Tulisan ini dibagi atas tiga bagian. Bagian pertama---karena keterbatasan ruang dan kolom maka dipecah menjadi dua tulisan---akan membahas tentang peristiwa sadis nan menyedihkan 40.000 jiwa dan pro-kontranya. Bagian kedua bercerita tentang sosok Raymond Pierre Paul Westerling dan sepak terjangnya, dan bagian terakhir memaparkan konspirasi dan sikap Belanda atas pembantaian yang dilakukan tentaranya yang masuk dalam kategori kejahatan atas kemanusiaan (crimes against humanity) yang memungkinkan diajukan ke International Criminal Court (ICC) di Den Haag, Belanda.
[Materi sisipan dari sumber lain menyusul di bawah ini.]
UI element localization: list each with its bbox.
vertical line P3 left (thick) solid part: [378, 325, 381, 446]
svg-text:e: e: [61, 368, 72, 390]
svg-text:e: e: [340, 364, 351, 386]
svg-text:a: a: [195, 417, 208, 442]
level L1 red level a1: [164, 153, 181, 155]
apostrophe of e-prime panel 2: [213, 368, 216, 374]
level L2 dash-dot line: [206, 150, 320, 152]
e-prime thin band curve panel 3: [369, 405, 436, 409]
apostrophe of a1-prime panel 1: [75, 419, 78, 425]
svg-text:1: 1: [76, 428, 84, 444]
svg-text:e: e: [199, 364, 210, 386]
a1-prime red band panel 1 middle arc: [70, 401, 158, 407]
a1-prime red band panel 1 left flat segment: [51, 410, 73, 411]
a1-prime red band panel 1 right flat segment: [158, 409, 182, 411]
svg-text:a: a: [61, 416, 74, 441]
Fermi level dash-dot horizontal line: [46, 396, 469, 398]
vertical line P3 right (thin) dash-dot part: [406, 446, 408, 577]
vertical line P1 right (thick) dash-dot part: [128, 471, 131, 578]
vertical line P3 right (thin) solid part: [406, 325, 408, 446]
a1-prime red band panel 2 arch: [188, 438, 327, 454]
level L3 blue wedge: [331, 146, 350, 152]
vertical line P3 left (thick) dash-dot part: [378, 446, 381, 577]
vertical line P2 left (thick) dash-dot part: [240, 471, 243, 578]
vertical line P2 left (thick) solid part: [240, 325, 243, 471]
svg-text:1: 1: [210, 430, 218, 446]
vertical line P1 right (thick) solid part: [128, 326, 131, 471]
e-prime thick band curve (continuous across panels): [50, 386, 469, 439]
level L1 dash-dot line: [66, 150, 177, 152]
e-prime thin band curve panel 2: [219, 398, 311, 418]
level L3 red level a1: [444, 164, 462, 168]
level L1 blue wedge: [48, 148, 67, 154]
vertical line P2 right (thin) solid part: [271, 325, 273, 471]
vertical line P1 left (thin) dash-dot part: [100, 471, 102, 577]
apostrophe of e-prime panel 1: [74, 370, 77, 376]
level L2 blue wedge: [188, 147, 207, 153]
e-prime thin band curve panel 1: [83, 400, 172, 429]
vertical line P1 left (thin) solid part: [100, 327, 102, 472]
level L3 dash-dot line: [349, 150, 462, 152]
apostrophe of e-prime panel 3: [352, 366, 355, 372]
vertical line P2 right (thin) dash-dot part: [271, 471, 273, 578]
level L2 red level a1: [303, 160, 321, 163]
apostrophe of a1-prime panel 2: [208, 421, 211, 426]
Tulisan pertama ini dibuka dengan nightmare warga Sulawesi Selatan. Bermula ketika Westerling tiba di Makassar pada 5 Desember 1946. Ia memimpin 120 orang dari DST dan mendirikan markas di desa Mattoanging. Di sinilah si ”Turki” (gelarannya karena lahir di Turki) menyusun strategi untuk Counter Insurgency (penumpasan pemberontakan) dengan caranya sendiri. Ia tidak berpegang pada Voorschrift voor de uitoefening van de Politiek-Politionele Taak van het Leger - VPTL (Pedoman Pelaksanaan bagi Tentara untuk Tugas di bidang Politik dan Polisional), ketentuan yang mengatur tugas intelijen serta perlakuan terhadap penduduk dan tahanan.
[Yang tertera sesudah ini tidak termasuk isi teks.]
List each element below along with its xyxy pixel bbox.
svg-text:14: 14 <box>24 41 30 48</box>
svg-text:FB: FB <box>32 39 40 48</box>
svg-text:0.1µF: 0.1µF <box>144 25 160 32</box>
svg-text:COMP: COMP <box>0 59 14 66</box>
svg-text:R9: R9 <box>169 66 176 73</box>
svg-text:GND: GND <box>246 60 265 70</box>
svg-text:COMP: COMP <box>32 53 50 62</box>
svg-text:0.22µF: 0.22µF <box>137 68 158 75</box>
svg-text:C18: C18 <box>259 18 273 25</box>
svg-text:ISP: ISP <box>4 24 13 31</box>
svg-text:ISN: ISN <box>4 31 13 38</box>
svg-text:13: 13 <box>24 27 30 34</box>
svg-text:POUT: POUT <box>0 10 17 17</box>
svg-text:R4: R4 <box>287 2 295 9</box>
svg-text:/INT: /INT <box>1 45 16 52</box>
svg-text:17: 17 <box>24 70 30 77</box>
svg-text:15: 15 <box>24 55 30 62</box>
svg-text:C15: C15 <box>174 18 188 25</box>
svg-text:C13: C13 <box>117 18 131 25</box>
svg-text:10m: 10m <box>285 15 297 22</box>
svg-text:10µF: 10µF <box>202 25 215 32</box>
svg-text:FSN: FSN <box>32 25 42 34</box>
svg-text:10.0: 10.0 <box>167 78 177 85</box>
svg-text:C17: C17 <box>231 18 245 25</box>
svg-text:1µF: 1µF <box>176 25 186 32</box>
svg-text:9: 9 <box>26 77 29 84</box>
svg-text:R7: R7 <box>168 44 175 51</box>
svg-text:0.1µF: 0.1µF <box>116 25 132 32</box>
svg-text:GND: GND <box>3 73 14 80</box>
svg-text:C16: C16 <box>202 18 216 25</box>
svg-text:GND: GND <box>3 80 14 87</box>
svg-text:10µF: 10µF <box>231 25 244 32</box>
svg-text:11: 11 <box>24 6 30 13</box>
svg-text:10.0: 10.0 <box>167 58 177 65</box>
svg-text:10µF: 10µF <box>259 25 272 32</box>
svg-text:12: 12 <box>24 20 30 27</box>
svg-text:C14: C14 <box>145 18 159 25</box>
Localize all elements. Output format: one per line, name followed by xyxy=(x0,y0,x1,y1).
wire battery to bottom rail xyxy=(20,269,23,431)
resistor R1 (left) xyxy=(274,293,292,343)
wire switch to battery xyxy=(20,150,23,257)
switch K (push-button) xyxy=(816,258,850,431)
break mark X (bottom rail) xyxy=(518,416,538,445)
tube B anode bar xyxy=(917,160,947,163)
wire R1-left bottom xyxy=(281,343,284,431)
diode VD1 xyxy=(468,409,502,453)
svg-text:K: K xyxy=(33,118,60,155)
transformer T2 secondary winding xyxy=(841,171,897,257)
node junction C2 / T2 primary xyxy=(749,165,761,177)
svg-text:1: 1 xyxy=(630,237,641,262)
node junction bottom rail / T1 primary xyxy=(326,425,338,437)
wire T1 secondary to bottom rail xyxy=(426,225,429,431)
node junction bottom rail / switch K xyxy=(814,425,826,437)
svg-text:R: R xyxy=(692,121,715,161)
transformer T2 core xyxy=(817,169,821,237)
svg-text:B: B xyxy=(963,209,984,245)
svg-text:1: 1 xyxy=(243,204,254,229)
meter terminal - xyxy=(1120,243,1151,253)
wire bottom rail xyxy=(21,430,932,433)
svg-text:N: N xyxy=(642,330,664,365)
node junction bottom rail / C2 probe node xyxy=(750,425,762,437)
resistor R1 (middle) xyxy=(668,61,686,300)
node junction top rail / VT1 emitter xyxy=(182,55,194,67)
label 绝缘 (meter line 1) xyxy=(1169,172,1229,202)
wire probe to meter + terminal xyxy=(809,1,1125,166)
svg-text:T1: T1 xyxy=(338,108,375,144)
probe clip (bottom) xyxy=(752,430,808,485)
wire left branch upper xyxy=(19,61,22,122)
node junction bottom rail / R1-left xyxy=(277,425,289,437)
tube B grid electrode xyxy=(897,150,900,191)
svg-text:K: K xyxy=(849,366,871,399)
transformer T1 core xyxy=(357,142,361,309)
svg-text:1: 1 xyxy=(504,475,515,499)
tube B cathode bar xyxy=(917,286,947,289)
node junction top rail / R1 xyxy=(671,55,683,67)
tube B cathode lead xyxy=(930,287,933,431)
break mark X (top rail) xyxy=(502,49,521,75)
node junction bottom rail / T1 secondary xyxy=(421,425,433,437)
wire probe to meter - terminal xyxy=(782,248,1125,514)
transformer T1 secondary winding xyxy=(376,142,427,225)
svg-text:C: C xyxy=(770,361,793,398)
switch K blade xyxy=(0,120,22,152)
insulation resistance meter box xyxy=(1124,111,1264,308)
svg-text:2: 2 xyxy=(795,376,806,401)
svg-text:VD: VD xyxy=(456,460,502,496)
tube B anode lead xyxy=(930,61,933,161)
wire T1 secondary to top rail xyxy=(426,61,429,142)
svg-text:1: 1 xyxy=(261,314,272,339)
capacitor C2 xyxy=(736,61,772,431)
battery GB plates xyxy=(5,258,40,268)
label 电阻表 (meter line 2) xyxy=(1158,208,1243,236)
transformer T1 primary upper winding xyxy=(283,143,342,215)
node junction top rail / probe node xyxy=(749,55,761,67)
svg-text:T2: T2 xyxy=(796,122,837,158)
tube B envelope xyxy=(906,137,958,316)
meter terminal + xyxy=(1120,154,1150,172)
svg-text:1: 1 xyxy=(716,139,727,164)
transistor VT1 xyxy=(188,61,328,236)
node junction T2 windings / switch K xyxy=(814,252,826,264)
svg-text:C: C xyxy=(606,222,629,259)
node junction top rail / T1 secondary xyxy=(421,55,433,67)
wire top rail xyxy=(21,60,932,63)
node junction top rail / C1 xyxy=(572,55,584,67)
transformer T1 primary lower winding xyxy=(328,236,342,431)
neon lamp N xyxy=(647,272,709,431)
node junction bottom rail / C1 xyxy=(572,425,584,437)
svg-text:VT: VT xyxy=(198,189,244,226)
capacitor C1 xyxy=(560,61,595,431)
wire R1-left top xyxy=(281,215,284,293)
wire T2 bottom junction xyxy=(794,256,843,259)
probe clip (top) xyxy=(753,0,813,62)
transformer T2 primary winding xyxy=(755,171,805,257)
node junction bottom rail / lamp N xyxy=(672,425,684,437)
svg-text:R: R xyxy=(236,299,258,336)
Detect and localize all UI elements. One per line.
Aksi pertama operasi Pasukan Khusus DST dimulai pada malam 11 menjelang 12 Desember. Sasarannya adalah Desa Batua serta beberapa desa kecil di sebelah Timur Makassar. Westerling sendiri yang memimpin operasi ini. Pasukan pertama berkekuatan 58 orang dipimpin oleh Sersan Mayor H Dolkens menyerbu Desa Borong, dan pasukan kedua dipimpin Sersan Mayor Instruktur J Wolff beroperasi di Desa Batua dan Patunorang. Westerling sendiri bersama Sersan Mayor Instruktur W Uittenbogaard dibantu oleh dua ordonan, satu operator radio serta 10 orang staf menunggu di Desa Batua.